At ESMO Congress 2024, Shuji Ogino, MD, PhD, MS, explained that the rising incidence of young-onset cancer may be due to generational risk factors such as lifestyle, diet, and environmental changes, emphasizing the need for long-term research and follow up to understand early-life influences on cancer development.

Incidence of young-onset cancer is rising, with an 80% increase since the 1990s, explained Shuji Ogino, MD, PhD, MS, chief of the Molecular Pathological Epidemiology program at Bigham & Women’s Hospital, professor of pathology at Harvard Medical School, professor (epidemiology) at the Harvard TH Chan School of Public Health, and clinical research professor at American Cancer Society. During a keynote presentation at the European Society for Medical Oncology (ESMO) Congress 2024 in Barcelona, Spain, Ogino explained that data from 2007 to 2017 show that 25% of patients with breast cancer and 12% of patients with colorectal cancer (CRC) are under the age of 50.

Young onset is a newer term in cancer care that has only recently been defined by the American Association for Cancer Research, American Society of Clinical Oncology, and ESMO as below the age of 50 years, explained Irit Ben-Aharon, MD, PhD, director of the Fishman Oncology Center at Rambam Health Care Campus, during the ESMO session. Before use of young onset, the term adolescent and young adults (AYA) was more traditionally used in cancer care, with AYA referring to ages 20 to 39 years. Data from the Surveillance, Epidemiology, and End Results Program from 2010 to 2016 show that 5% of cancers diagnosed were among AYAs, with 5-year relative survival at 84.6% for this population.

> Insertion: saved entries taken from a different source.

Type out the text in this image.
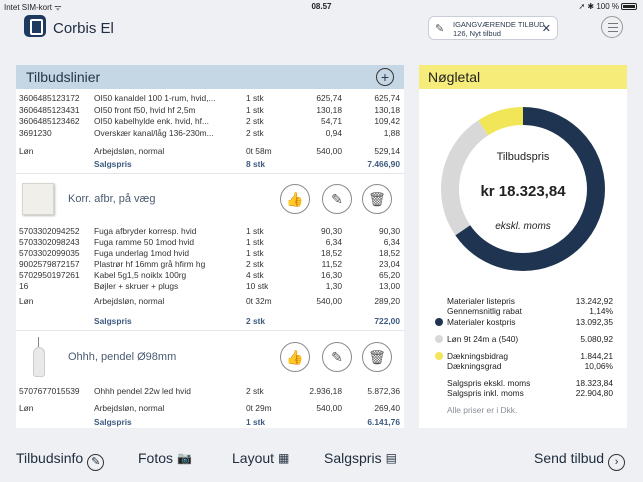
Intet SIM-kort ᯤ	08.57	➚ ✱ 100 %
Corbis El	✎ IGANGVÆRENDE TILBUD
126, Nyt tilbud	✕
Tilbudslinier	+
3606485123172	OI50 kanaldel 100 1-rum, hvid,...	1 stk	625,74	625,74
3606485123431	OI50 front f50, hvid hf 2,5m	1 stk	130,18	130,18
3606485123462	OI50 kabelhylde enk. hvid, hf...	2 stk	54,71	109,42
3691230	Overskær kanal/låg 136-230m...	2 stk	0,94	1,88
Løn	Arbejdsløn, normal	0t 58m	540,00	529,14
Salgspris	8 stk	7.466,90
Korr. afbr, på væg	👍	✎	🗑
5703302094252	Fuga afbryder korresp. hvid	1 stk	90,30	90,30
5703302098243	Fuga ramme 50 1mod hvid	1 stk	6,34	6,34
5703302099035	Fuga underlag 1mod hvid	1 stk	18,52	18,52
9002579872157	Plastrør hf 16mm grå hfirm hg	2 stk	11,52	23,04
5702950197261	Kabel 5g1,5 noiklx 100rg	4 stk	16,30	65,20
16	Bøjler + skruer + plugs	10 stk	1,30	13,00
Løn	Arbejdsløn, normal	0t 32m	540,00	289,20
Salgspris	2 stk	722,00
Ohhh, pendel Ø98mm	👍	✎	🗑
5707677015539	Ohhh pendel 22w led hvid	2 stk	2.936,18	5.872,36
Løn	Arbejdsløn, normal	0t 29m	540,00	269,40
Salgspris	1 stk	6.141,76
Nøgletal
Tilbudspris
kr 18.323,84
ekskl. moms
Materialer listepris	13.242,92
Gennemsnitlig rabat	1,14%
Materialer kostpris	13.092,35
Løn 9t 24m a (540)	5.080,92
Dækningsbidrag	1.844,21
Dækningsgrad	10,06%
Salgspris ekskl. moms	18.323,84
Salgspris inkl. moms	22.904,80
Alle priser er i Dkk.
Tilbudsinfo ✎	Fotos 📷	Layout ▦ Salgspris ▤	Send tilbud ›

“In a recent publication in The Lancet Public Health, we can see that there are differences in cancer rates among adults throughout the 20th century with regard to the year of birth, and we can see that among younger people born in later generations, the risk of developing cancer has increased tremendously,” Ben-Aharon said during the session. “There are 12 cancer types that [show] this increase in the young-onset population, and half of them are in the gastrointestinal [GI] tract.”

Cancer cell | Image credit: Best - stock.adobe.com

The majority of young-onset cancers relating to the GI tract are obesity related, suggesting the importance of diet and the microbiome.

Image Credit: © Best - stock.adobe.com

According to Ogino, the majority of young-onset cancer incidence relating to the GI tract is obesity related, suggesting the importance of diet and the microbiome in the development of these cancers.

“This is just the tip of the iceberg, and I believe what’s hidden under the water is many other chronic diseases are [becoming] epidemic. I think we are already seeing some signs [of this],” Ogino said. “As young people get older, we will see many more cancers unless we [develop] a prevention mechanism.”

For example, there has been an increasing incidence of CRC since the 1990s, explained Ogino. However, there was already growing incidence of all age CRC since the 1950s, which Ogino noted raises the question of the 40-year gap between rising incidence of CRC in the 1950s and the increased rate of young-onset CRC in the 1990s.

“One interesting phenomenon here is the birth cohort effect, which really means, in this setting, that newer birth cohorts have higher early-onset CRC risks,” Ogino said. “Is the 1950s a turning point of something, or is this just a coincidence? I think there are scientific reasons [for this change].”

According to Ogino, lifestyle, diet, and environment changed globally starting after World War II. People started to become wealthier, society was more industrialized, and foods became more heavily processed.

“People were exposed [to these changes] generation wide, and then the adults [later on] started having CRC,” Ogino said.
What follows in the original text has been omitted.